Esa promesa me fue inculcada desde muy temprana edad, bajo el formato circunstancial de un brindis o de un saludo de despedida. Yo la repetía, un poco porque sí, un poco sin pensar, como tiende a pasar con las fórmulas en los años de la infancia. Uno dice lo que le dicen, o bien lo que le dicen que diga: “El año que viene, en Jerusalén”.
Con el tiempo fue surgiendo en mí un atisbo de perplejidad: ¿por qué tenía que prometer yo, si era ella (esa tierra) la prometida? Y con el tiempo, a su vez, esta inquietud: ¿no estaba acaso prometiendo en falso? Yo no tenía la más mínima intención de estar en Jerusalén tan pronto como el año siguiente; ni tampoco, a decir verdad, el siguiente o el siguiente o el siguiente. No estaba en absoluto dispuesto a reparar esa presunta inadecuación transitoria, la de mi diáspora, para dar por fin con mi lugar: el de mi pertenencia (y en ese caso, ¿quién le pertenecía a quién, exactamente?).
No iba a hacerlo, y lo sabía: falseaba entonces cada brindis, falseaba cada saludo, y entendí que estaba mal. “Aliá” me sonaba siempre a “allá”, pronunciado en un castellano impropio, y lo cierto es que yo iba, mientras tanto, forjando mi judaísmo de acá: Buenos Aires, entre Núñez y el Bajo Belgrano, la Boca por proyección, la Plaza de Mayo y su entorno. Pasó más tiempo y, con el tiempo, otra evidencia: que esa ciudad, la prometida, no era de uno sino siendo también de otros; no el lugar de la mismidad total, finalmente reconciliada, sino algo en verdad preferible: mismidad y alteridad, adosadas o en entrevero, teniendo que convivir, armonizar, integrarse.
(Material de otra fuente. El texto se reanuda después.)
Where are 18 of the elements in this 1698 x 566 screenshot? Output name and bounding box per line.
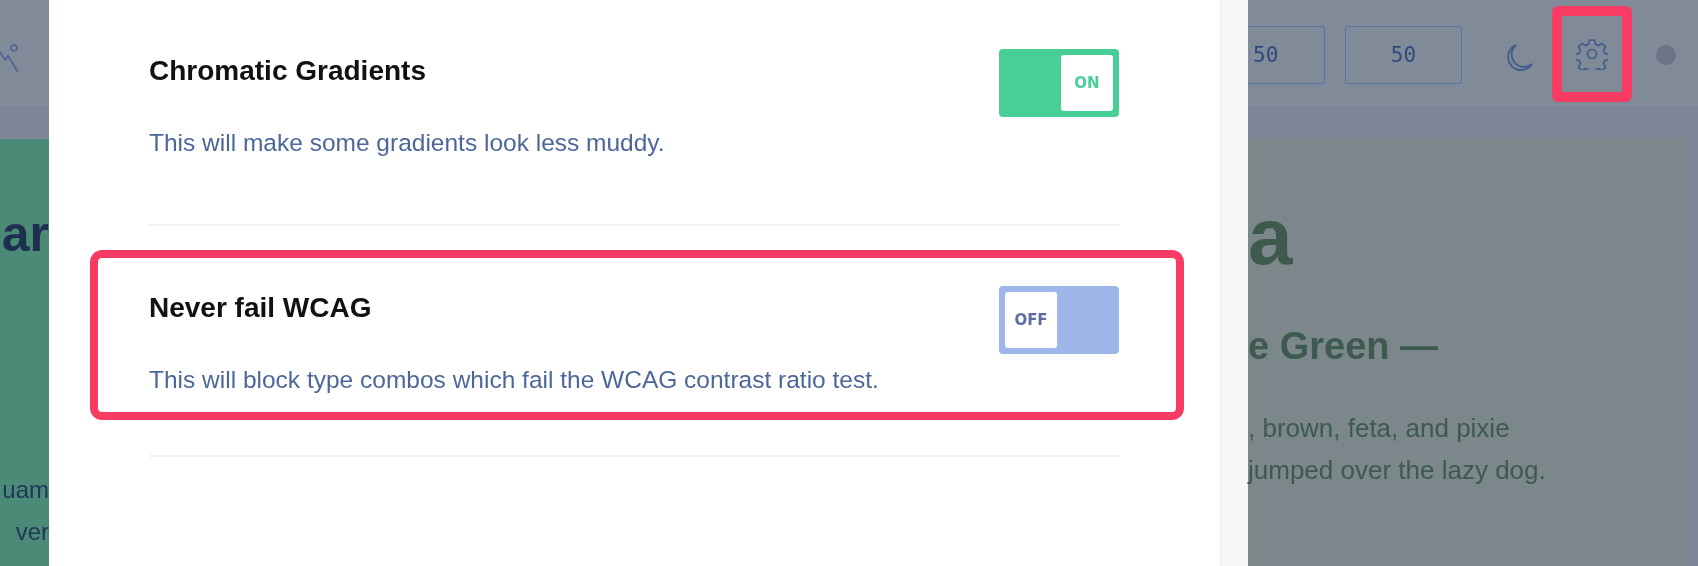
card-text: , brown, feta, and pixie [1248,412,1511,445]
toggle-switch[interactable]: OFF [999,286,1119,354]
setting-description: This will make some gradients look less muddy. [149,128,666,158]
card-heading: a [1248,197,1293,277]
settings-icon [1576,38,1608,70]
card-text: uam [2,475,49,505]
card-heading: ar [1,209,49,259]
number-field[interactable]: 50 [1248,26,1325,84]
card-text: ver [15,517,49,547]
settings-button[interactable] [1552,6,1632,102]
card-text: jumped over the lazy dog. [1248,454,1546,487]
card-subheading: e Green — [1248,327,1439,365]
setting-title: Never fail WCAG [149,291,373,325]
mountain-icon[interactable] [0,44,20,74]
number-field[interactable]: 50 [1345,26,1462,84]
setting-description: This will block type combos which fail the WCAG contrast ratio test. [149,365,880,395]
setting-title: Chromatic Gradients [149,54,427,88]
toggle-switch[interactable]: ON [999,49,1119,117]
La identidad, de esta manera, entraba en divergencia más que nada consigo misma, y de esa forma las cosas me resultaban mejores, más abiertas, menos rígidas, más de la vida y menos del dogma, más de las personas y menos de las trascendencias.
Pero las cosas siempre pueden empeorar. Como prueba, Donald Trump.